HUMAN RIGHTS TRIBUNAL OF ONTARIO
B E T W E E N:
Rajoo Makhi
Applicant
-and-
Ontario Human Rights Commission,
Andrea Broadley, Roxanne Kalimootoo and Keith Norton
Respondents
decision
Adjudicator: Mark Hart
Indexed as: Makhi v. Ontario Human Rights Commission
APPEARANCES BY
Rajoo Makhi, Applicant ) On his own behalf
Ontario Human Rights Commission, ) Cathy Pike, Counsel
Andrea Broadley, Roxanne Kalimootoo )
and Keith Norton, Respondents )
1This is an Application dated March 19, 2009 under section 53(5) of the Human Rights Code, R.S.O. 1990, c. H.19 as amended (the “Code”), alleging discrimination in respect of goods and services and vocational associations by the respondents on the grounds of race, ancestry, place of origin, colour, ethnic origin, creed, sex, disability, receipt of public assistance and reprisal. The underlying complaint was filed with the Office of the Trustee of Investigations on October 16, 2007.
2The purpose of this Decision is to address the respondents’ request to dismiss this Application on the basis that the Tribunal has no jurisdiction to deal with it.
3A preliminary hearing was held in Thunder Bay on February 11, 2010 to hear oral submissions regarding the respondents’ request from the applicant, who attended in person with another individual to provide support, and from counsel for the respondents, who attended by telephone.
Background
4The applicant’s complaint against the respondents states that in early 2000, he filed three human rights complaints with the respondent Commission against the City of Thunder Bay, the Thunder Bay Police and the Thunder Bay Police Association respectively. The applicant states that he subsequently was provided with the responses from these three entities, and he filed detailed rebuttals to each response with the respondent Commission.

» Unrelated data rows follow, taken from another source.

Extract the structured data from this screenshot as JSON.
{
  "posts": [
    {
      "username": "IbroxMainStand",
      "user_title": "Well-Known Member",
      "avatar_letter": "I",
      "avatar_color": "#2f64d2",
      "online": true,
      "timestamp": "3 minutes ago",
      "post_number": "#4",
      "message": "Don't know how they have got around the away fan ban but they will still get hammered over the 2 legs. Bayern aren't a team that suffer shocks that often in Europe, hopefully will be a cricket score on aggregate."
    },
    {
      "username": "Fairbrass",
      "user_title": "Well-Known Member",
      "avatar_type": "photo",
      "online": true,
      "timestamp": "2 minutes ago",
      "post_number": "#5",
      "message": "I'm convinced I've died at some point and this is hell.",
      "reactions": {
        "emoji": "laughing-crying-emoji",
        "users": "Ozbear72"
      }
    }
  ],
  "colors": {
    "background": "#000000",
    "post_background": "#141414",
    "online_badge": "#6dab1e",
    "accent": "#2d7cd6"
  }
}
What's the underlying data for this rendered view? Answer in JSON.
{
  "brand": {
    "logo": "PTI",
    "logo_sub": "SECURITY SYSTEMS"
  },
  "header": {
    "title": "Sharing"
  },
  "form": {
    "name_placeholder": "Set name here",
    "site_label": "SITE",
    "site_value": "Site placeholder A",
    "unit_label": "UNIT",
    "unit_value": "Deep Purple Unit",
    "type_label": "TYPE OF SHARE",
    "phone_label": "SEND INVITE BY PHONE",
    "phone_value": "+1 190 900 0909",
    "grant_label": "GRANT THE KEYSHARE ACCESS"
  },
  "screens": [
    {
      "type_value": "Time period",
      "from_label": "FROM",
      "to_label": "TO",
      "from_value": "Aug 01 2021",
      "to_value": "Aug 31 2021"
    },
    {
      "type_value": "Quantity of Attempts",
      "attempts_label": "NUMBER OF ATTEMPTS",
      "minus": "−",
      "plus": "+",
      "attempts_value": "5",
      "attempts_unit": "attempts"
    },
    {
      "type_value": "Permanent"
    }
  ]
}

5At some later point, which the applicant states was over one year later, he received three case analysis reports prepared by the Commission investigator, recommending that the Commission not deal with his complaints. This caused the applicant to make various attempts to communicate with the investigator and his supervisor, the then Chief Commissioner and the Commission’s executive director, to which the applicant states that he did not receive any or any adequate response.
6The respondent Commission decided not to deal with any of the applicant’s three complaints, and these decisions were upheld on reconsideration.
7The applicant’s complaint states that he thereafter filed two further complaints with the respondent Commission on the grounds of racial harassment and reprisal against his employer and the City of Thunder Bay following the termination of his employment in December 2002 and the cutting off of his drug benefits. The applicant states that during 2005, both of these complaints were assigned to a second Commission employee, whose subordinates prepared further reports recommending that the Commission not deal with these complaints. The applicant states that he spoke to the Commission employee to whom the files had been assigned to try to get her to change the reports, but she refused to do so. The Commission thereafter decided not to deal with these two complaints, and these decisions again were upheld on reconsideration.
8The applicant states that he filed a sixth complaint, this time against his union, in February 2005, which was in abeyance at the time he filed his complaint against the respondents in October 2007.
9As a remedy, the applicant’s complaint sought the re-opening of all five complaints that the Commission had decided not to deal with, and the preparation of unbiased analyses for each of these complaints. The applicant also sought payment in full of all sickness benefits from 1994 onwards and the unconditional withdrawal of the letter terminating his employment, which are remedies that would need to be obtained from his employer and not from the Commission; as a result, these remedies appear to be contingent upon the Commission re-opening at least some of the complaints that it had decided not to deal with. The applicant also sought compensation for inconvenience, undue hardship, aggravation and mental anguish, as well as exemplary and punitive costs.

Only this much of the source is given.